Japanese statistics conclusion
As more data for March has becomes available the outlook for the Japanese economy will continue to erode. April's results will be worse and with consumer confidence and the Eco Watchers current and outlook indexes already at decade lows in March the statistics will act to counter the trading strength the yen may have gained from the global dollar surplus.
US statistics April 6-10
Tuesday
Redbook Index Y/Y for the week of April 3 dropped to 5.3% from 6.3% and 9.1% the two prior weeks.
JOLTS jobs openings were 6.882 million in February down from 7.012 million in January and a bit of nostalgia for the pre-virus labor market.
Wednesday
The FOMC minutes from the emergency March 15 meeting added little to the Fed’s public explanations for its recent actions with no specific mention of financial market stresses.
Thursday
Initial jobless were worse than expected in the April 3 week, 6.606 million vs 5.256 and followed a revised record in the prior week at 6.867 million from 6.648 million. Continuing claims rose to 7.455 million surpassing the previous financial crisis record of 6.883 million on June 27, 2009.
Friday
Consumer prices fell 0.4% in March after February’s 0.1% increase and annual gains dropped to 1.5% from 2.3%, -0.3% and 1.6% had been forecast. Core rates fell to 2.1% on the year from 2.4% and to -01% from 0.2% on the month.
FXStreet
US statistics April 13-17
Wednesday
Retail sales for March will give the first substantive view of the consumer impact of the job losses. Overall sales are expected to fall 3.4% after February’s 0.5% drop. Ex-autos should fall 1.4% from -0.4%. The control group was flat in February.
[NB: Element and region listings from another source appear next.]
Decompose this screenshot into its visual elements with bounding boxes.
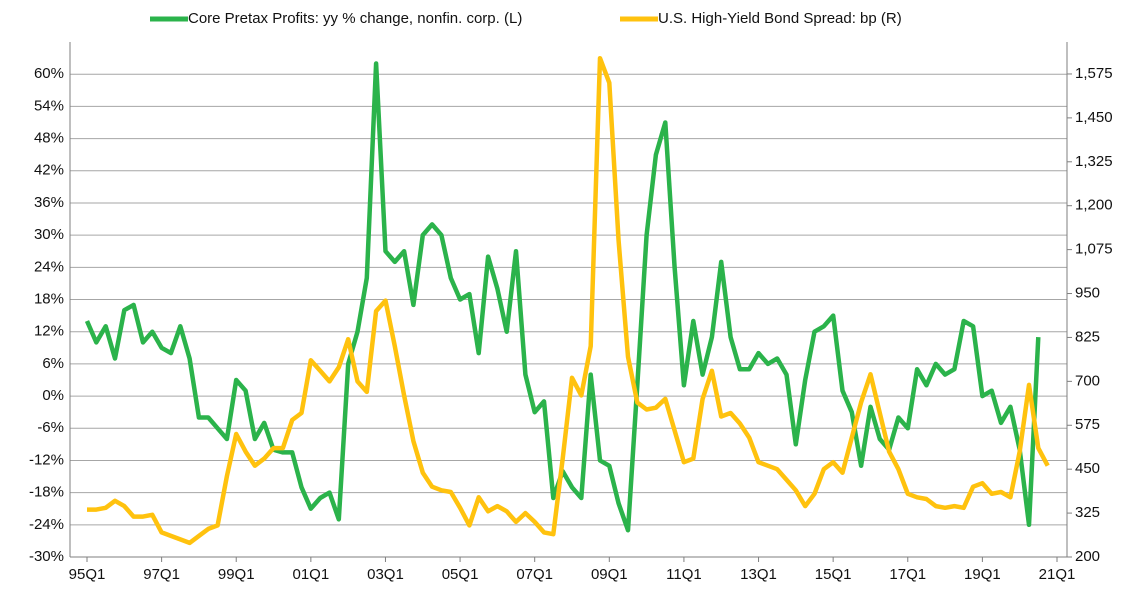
y2-tick-label: 200 — [1075, 548, 1100, 565]
x-tick-label: 15Q1 — [815, 566, 852, 583]
x-tick-label: 03Q1 — [367, 566, 404, 583]
legend-label: U.S. High-Yield Bond Spread: bp (R) — [658, 10, 902, 27]
x-tick-label: 01Q1 — [292, 566, 329, 583]
y2-tick-label: 450 — [1075, 460, 1100, 477]
y-tick-label: 18% — [34, 290, 64, 307]
y-tick-label: 36% — [34, 194, 64, 211]
y-tick-label: 12% — [34, 323, 64, 340]
y2-tick-label: 325 — [1075, 504, 1100, 521]
y2-tick-label: 1,575 — [1075, 65, 1113, 82]
y-tick-label: 48% — [34, 130, 64, 147]
y2-tick-label: 825 — [1075, 328, 1100, 345]
y-tick-label: -12% — [29, 451, 64, 468]
x-tick-label: 99Q1 — [218, 566, 255, 583]
y2-tick-label: 1,450 — [1075, 109, 1113, 126]
legend-label: Core Pretax Profits: yy % change, nonfin… — [188, 10, 522, 27]
y2-tick-label: 700 — [1075, 372, 1100, 389]
x-tick-label: 05Q1 — [442, 566, 479, 583]
x-tick-label: 11Q1 — [666, 566, 702, 583]
series-line — [87, 55, 1050, 546]
x-tick-label: 13Q1 — [740, 566, 777, 583]
y-tick-label: 30% — [34, 226, 64, 243]
y2-tick-label: 575 — [1075, 416, 1100, 433]
x-tick-label: 97Q1 — [143, 566, 180, 583]
y-tick-label: 60% — [34, 65, 64, 82]
x-tick-label: 07Q1 — [516, 566, 553, 583]
y-tick-label: 6% — [42, 355, 64, 372]
x-tick-label: 21Q1 — [1039, 566, 1076, 583]
y-tick-label: 54% — [34, 97, 64, 114]
y2-tick-label: 1,200 — [1075, 197, 1113, 214]
y-tick-label: 0% — [42, 387, 64, 404]
y-tick-label: -6% — [37, 419, 64, 436]
y-tick-label: -30% — [29, 548, 64, 565]
x-tick-label: 09Q1 — [591, 566, 628, 583]
x-tick-label: 19Q1 — [964, 566, 1001, 583]
x-tick-label: 17Q1 — [889, 566, 926, 583]
y-tick-label: 24% — [34, 258, 64, 275]
y-tick-label: 42% — [34, 162, 64, 179]
x-tick-label: 95Q1 — [69, 566, 106, 583]
y-tick-label: -18% — [29, 484, 64, 501]
y-tick-label: -24% — [29, 516, 64, 533]
y2-tick-label: 950 — [1075, 284, 1100, 301]
y2-tick-label: 1,075 — [1075, 241, 1113, 258]
y2-tick-label: 1,325 — [1075, 153, 1113, 170]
Industrial production is slated to decrease 2.2% in March; it rose 0.6% in February.
The Fed’s Beige Book assessment of the US economy prepared for the April 28-29 FOMC meeting will deploy the bank’s careful language in its anecdotal description of the catastrophe that has overtaken the US economy.
Thursday
Initial jobless claims. After three weeks of record job losses with almost 17 million new claims market will be looking for any sign that firings are easing.
FXStreet
US statistics conclusion
The detailing of the collapse of the labor market from record performance to debacle in three weeks was the only statistic that mattered this past week. Though its power to shock markets into risk-aversion positioning has diminished.
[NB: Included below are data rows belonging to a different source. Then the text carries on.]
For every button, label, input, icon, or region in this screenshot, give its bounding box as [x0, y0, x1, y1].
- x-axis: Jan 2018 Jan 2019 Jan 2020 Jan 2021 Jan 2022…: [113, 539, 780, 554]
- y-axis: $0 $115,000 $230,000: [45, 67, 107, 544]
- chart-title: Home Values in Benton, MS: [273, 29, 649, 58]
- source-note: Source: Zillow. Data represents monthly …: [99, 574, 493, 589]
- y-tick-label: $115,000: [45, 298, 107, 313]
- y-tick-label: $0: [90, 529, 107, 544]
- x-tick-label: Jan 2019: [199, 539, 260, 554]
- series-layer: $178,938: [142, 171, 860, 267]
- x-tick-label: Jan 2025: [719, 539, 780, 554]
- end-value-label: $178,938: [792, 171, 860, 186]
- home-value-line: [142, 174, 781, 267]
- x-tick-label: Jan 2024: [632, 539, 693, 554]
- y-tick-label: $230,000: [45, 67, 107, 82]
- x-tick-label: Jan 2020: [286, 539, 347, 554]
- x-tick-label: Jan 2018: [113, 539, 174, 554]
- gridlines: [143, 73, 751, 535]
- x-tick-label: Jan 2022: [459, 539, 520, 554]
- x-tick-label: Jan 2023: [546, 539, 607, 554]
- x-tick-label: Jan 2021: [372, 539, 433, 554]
In the week ahead March retail sales will bring the wider economic implications for the consumer driven US economy into focus. A much worse than expected figure will suggest the same for April and US GDP in the first and second quarters. With estimates for economic growth in the first three months having dropped from 3.1% to 1% in the Atlanta Fed model and for April, May and June varying from -5% to -20% and lower, retail sales figures tending to confirm the larger loss projections could bring the risk trade back to prominence and return support to the US dollar.
USD/JPY technical outlook
The relative strength index (RSI) was stationary for the week at neutral from the negligible change in the USD/JPY open to close.
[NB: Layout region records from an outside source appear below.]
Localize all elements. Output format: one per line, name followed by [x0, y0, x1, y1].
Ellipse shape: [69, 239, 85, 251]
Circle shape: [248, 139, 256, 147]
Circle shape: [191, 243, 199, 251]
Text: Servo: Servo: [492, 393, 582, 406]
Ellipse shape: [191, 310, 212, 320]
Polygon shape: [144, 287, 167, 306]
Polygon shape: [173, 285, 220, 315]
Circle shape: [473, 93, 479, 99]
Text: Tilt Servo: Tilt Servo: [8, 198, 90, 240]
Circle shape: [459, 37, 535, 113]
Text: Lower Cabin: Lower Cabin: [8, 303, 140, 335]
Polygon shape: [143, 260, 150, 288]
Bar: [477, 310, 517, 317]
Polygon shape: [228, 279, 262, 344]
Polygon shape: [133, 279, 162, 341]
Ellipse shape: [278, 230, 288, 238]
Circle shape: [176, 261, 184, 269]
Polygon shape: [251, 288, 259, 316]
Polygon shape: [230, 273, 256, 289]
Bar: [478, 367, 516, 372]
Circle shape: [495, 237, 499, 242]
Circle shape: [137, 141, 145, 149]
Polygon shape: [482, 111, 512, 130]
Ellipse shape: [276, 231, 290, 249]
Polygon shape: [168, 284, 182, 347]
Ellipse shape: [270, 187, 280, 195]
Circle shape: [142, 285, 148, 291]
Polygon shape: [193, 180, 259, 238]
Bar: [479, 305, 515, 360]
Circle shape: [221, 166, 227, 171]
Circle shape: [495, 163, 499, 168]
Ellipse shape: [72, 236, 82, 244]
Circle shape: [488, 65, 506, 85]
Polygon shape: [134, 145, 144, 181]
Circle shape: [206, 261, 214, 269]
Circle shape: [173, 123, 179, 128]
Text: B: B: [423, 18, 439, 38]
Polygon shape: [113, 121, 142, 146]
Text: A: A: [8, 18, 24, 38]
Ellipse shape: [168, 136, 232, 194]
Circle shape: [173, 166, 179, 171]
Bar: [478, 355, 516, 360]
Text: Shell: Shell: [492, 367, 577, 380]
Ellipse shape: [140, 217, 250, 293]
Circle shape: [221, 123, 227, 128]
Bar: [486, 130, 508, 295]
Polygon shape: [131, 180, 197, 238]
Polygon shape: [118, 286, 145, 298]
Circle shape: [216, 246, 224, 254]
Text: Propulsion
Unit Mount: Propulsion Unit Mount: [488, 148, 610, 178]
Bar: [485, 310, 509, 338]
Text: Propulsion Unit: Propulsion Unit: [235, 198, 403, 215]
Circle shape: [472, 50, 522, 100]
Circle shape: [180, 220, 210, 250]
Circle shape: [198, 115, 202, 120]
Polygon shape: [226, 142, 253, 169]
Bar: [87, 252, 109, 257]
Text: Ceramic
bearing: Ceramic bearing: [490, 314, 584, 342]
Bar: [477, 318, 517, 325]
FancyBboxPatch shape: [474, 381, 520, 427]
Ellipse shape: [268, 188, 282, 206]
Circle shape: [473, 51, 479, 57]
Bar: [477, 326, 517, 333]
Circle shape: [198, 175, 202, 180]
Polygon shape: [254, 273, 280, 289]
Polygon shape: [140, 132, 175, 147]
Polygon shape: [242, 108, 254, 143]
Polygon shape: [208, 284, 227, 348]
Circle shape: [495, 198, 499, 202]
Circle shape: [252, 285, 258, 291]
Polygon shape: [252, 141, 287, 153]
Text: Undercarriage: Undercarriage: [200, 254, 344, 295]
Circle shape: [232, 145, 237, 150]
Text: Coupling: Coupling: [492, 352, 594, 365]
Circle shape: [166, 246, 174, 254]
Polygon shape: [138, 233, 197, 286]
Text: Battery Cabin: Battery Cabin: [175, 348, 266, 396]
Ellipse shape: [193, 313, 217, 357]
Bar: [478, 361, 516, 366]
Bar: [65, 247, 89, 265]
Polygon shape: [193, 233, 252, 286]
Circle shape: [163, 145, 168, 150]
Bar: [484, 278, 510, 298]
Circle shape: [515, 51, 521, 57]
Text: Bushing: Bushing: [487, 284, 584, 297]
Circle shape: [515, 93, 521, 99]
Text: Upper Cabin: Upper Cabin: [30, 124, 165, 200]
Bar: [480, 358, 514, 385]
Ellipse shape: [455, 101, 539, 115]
The moving averages are also nearly flat. The 21-day reflecting the stable open and close on the week and the 100-day and 200-day averages showing the negating moves of the past six weeks which have ended essentially at the midpoint of the past 10 months.
Resistance: 109.00; 109.50; 110.05; 110.70; 111.00; 111.75
Support: 107.80; 107.20; 106.70; 106.40; 105.70; 105.00.
USD/JPY sentiment poll
The retreat of the safe-haven trade which started in last week's sentiment poll, even if it is not evident in the range for the week, has moved into the one week view now flipped to bearish at 42% to 58%. The one month outlook shows the uncertainty that the competing strains of pandemic, dollar supply and economic contraction have fostered. The strongly bearish one quarter view is probably due to reversion on USD/JPY collapse in the second and third weeks of March than to any prospective recovery in the Japanese economy.